Hm. No \n at end of printf(). You sure you know what you are
doing?

Also a little
return 0;
wouldn't hurt.

}

missing int in front of main and missing return are cut-copy-paste
errors ... i posted the code in haste sorrt for that . Anyway thanks
for pointing other errors ... does accessing 1000th element produce
out-of-bounds error ? If u declare a 1000 byte long string u can store
1000 characters from 0th element to 999th element and 1000th element
contains a NULL.Since I used a loop to store thousand 'a's I used a
NULL in 1000 th element to terminate the string.Isn't that acceptable ?

 

[Chris Dollin]

missing int in front of main and missing return are cut-copy-paste
errors ... i posted the code in haste sorrt for that . Anyway thanks
for pointing other errors ... does accessing 1000th element produce
out-of-bounds error ?

No, it procedures undefined behaviour.

If u declare a 1000 byte long string u can store

"you". Not "u".

You can't "declare a 1000 byte long string" in C. You can
declare a character array of 1000 elements, if you like ...

1000 characters from 0th element to 999th element and 1000th element
contains a NULL.

.... but that has elements 0..999 only.

 

[Denis Kasak]

So, what did you say, your code compiled on?
Use

int main()

No. Use int main(void).

 

[Suman]

No. Use int main(void).

In C, empty parentheses in the DEFINITION of a function
indicate that it takes no parameters. This definition would
provide a declaration, but not a prototype, for the defined function.

 

[Kenneth Brody]

I tried it with strncpy but i get again a memory access violation....

Please include context in your replies. Google's interface is broken by
default. Others here have posted how to do it correctly. Search the
archives.

In any case, if you're still getting access violations, then you're
doing something wrong. Post a sample of code that fails.

--
+-------------------------+--------------------+-----------------------------+
| Kenneth J. Brody | www.hvcomputer.com | |
| kenbrody/at\spamcop.net | www.fptech.com | #include <std_disclaimer.h> |
+-------------------------+--------------------+-----------------------------+
Don't e-mail me at: <mailto:[email protected]>

 

[pete]

In C, empty parentheses in the DEFINITION of a function
indicate that it takes no parameters. This definition would
provide a declaration, but not a prototype, for the defined function.

N869
Introduction
[#2] Certain features are obsolescent, which means that they
may be considered for withdrawal in future revisions of this
International Standard. They are retained because of their
widespread use, but their use in new implementations (for
implementation features) or new programs (for language
[6.11] or library features [7.26]) is discouraged.
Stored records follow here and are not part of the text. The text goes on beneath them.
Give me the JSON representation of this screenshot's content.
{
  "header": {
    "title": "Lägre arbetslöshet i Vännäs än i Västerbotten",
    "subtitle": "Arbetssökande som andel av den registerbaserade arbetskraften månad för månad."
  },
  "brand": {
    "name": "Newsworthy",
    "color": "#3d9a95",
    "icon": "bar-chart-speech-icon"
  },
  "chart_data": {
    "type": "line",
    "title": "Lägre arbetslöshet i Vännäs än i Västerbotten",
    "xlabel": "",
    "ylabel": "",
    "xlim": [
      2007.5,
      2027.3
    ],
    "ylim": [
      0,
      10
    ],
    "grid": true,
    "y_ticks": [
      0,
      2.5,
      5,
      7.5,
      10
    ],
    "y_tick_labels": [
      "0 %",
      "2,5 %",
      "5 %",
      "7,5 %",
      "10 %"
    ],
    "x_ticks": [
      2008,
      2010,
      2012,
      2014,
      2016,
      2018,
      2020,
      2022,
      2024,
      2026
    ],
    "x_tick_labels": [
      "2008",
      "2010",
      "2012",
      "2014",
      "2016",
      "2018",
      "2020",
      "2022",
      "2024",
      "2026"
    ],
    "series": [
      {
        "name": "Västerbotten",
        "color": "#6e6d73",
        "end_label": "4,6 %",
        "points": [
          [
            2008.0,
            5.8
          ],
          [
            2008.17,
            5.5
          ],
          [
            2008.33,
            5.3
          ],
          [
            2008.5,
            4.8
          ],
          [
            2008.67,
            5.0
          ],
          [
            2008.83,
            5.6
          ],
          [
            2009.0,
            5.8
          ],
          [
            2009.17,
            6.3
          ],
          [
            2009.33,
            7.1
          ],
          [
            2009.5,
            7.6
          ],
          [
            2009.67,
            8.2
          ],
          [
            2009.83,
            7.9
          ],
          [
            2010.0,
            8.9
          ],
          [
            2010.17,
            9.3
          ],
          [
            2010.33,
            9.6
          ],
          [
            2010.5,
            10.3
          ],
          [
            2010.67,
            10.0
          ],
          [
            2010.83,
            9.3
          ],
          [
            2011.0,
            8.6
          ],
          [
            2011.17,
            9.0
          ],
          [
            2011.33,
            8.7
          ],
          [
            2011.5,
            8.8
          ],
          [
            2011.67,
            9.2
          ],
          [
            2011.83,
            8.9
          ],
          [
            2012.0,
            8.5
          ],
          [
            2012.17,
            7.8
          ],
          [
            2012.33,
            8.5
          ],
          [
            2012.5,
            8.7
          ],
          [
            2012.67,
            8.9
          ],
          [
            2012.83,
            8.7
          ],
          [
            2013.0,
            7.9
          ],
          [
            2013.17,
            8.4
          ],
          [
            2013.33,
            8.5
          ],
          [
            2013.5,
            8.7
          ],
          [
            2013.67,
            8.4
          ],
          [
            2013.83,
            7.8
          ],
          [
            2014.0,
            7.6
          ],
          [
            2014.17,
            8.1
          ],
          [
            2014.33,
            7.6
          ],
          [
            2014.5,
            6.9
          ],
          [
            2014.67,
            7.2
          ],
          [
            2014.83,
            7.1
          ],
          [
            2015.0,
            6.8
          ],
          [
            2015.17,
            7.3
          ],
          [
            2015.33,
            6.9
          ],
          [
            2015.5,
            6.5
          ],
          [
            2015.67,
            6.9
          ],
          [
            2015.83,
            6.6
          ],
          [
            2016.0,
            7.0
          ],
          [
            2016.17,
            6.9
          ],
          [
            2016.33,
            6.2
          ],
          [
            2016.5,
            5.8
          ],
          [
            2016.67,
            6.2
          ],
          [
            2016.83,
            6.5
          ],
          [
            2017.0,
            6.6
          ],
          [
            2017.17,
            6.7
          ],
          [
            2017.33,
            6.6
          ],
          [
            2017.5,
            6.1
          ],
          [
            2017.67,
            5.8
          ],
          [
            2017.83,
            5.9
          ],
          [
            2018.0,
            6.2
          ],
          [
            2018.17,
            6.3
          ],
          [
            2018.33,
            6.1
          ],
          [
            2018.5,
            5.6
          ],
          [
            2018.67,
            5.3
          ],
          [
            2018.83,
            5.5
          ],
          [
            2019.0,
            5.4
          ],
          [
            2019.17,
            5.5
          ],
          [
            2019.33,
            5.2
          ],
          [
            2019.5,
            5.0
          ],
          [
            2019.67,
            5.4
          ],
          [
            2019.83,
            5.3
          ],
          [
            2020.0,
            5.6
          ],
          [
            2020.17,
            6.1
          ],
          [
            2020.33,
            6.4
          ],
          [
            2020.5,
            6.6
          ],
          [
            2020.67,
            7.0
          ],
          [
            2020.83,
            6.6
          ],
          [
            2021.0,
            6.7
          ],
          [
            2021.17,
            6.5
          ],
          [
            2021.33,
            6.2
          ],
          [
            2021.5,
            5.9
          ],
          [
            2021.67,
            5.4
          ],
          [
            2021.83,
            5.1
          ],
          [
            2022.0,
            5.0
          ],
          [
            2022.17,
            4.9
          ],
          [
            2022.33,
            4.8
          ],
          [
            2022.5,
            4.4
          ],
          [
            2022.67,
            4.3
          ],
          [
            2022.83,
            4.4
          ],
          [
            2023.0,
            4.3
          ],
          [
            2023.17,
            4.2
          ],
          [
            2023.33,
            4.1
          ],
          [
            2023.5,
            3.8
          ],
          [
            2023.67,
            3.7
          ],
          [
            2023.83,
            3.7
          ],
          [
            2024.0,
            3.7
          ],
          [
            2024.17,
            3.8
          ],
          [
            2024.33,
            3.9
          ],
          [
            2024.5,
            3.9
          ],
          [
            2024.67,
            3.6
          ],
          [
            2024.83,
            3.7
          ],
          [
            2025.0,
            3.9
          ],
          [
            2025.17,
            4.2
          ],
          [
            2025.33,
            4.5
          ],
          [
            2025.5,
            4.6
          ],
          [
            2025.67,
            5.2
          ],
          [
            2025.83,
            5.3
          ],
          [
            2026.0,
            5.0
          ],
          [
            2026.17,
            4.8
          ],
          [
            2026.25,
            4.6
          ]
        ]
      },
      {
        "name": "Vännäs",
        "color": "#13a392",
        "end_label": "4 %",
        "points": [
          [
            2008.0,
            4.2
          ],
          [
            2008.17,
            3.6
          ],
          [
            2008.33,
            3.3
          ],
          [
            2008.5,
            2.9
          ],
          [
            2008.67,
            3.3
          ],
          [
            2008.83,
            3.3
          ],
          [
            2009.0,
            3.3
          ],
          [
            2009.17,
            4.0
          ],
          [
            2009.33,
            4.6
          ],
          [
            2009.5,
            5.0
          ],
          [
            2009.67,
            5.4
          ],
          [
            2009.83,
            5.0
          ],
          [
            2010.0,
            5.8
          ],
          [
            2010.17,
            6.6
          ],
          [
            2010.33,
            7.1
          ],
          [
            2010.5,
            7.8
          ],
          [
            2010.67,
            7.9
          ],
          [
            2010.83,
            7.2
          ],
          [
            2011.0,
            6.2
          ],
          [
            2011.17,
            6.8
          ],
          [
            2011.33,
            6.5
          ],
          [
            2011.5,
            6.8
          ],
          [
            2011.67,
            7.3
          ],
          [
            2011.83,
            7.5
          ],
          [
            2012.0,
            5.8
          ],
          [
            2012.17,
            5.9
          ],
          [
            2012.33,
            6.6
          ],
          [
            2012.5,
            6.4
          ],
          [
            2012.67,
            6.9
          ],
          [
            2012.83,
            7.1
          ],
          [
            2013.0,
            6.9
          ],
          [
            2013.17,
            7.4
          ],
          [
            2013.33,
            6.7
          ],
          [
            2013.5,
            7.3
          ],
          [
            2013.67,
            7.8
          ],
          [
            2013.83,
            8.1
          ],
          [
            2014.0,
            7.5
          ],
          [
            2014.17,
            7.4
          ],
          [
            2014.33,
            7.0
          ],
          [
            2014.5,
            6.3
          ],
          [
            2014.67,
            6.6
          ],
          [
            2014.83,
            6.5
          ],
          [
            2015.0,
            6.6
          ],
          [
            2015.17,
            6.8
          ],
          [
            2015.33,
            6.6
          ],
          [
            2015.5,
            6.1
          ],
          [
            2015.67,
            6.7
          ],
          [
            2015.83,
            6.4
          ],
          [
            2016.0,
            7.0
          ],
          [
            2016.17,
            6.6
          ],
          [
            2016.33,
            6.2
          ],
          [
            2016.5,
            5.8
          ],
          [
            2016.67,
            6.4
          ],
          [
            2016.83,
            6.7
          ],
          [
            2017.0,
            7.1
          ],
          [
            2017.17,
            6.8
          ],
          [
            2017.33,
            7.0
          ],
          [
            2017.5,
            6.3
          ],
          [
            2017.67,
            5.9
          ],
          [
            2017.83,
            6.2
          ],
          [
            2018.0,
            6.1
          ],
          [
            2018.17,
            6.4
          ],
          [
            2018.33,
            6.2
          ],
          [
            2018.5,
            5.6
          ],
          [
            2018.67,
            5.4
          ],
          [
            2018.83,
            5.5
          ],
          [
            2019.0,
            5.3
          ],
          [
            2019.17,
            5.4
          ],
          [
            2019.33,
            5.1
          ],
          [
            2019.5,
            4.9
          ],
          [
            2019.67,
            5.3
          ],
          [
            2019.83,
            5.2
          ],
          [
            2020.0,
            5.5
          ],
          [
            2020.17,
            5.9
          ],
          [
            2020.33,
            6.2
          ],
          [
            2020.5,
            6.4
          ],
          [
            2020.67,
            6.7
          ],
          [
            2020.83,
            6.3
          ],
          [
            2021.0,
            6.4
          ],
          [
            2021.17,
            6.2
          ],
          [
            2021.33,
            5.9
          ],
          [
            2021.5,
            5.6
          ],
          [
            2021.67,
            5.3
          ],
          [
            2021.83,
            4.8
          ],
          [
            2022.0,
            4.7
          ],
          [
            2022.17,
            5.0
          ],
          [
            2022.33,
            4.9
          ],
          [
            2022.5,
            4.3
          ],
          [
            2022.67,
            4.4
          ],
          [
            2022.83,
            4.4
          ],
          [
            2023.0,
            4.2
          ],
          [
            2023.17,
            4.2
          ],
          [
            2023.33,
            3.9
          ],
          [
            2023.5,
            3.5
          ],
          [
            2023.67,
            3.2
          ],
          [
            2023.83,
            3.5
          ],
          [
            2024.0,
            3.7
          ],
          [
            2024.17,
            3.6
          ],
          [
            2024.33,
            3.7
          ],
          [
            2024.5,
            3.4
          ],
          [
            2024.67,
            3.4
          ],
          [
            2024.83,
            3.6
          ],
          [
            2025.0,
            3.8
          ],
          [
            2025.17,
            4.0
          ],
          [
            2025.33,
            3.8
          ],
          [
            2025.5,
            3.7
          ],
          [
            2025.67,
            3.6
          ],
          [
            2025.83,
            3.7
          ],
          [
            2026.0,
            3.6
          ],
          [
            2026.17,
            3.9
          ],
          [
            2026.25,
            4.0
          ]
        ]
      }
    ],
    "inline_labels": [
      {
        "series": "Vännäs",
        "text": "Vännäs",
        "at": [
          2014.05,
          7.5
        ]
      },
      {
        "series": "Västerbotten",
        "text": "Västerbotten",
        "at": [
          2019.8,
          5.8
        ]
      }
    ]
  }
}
6.11 Future language directions
6.11.4 Function declarators
[#1] The use of function declarators with empty parentheses
(not prototype-format parameter type declarators) is an
obsolescent feature.
6.11.5 Function definitions
[#1] The use of function definitions with separate parameter
identifier and declaration lists (not prototype-format
parameter type and identifier declarators) is an obsolescent
feature.

 

[Denis Kasak]

In C, empty parentheses in the DEFINITION of a function
indicate that it takes no parameters. This definition would
provide a declaration, but not a prototype, for the defined function.

Defining functions in this way is deprecated and is still maintained
only for compatibility with old code. There is no good reason for not
using prototypes. Furthermore, adding 'void' improves consistency, since
a function _declaration_ with empty parentheses means a completely
different thing from a function _definition_ defined in this way.

-- Denis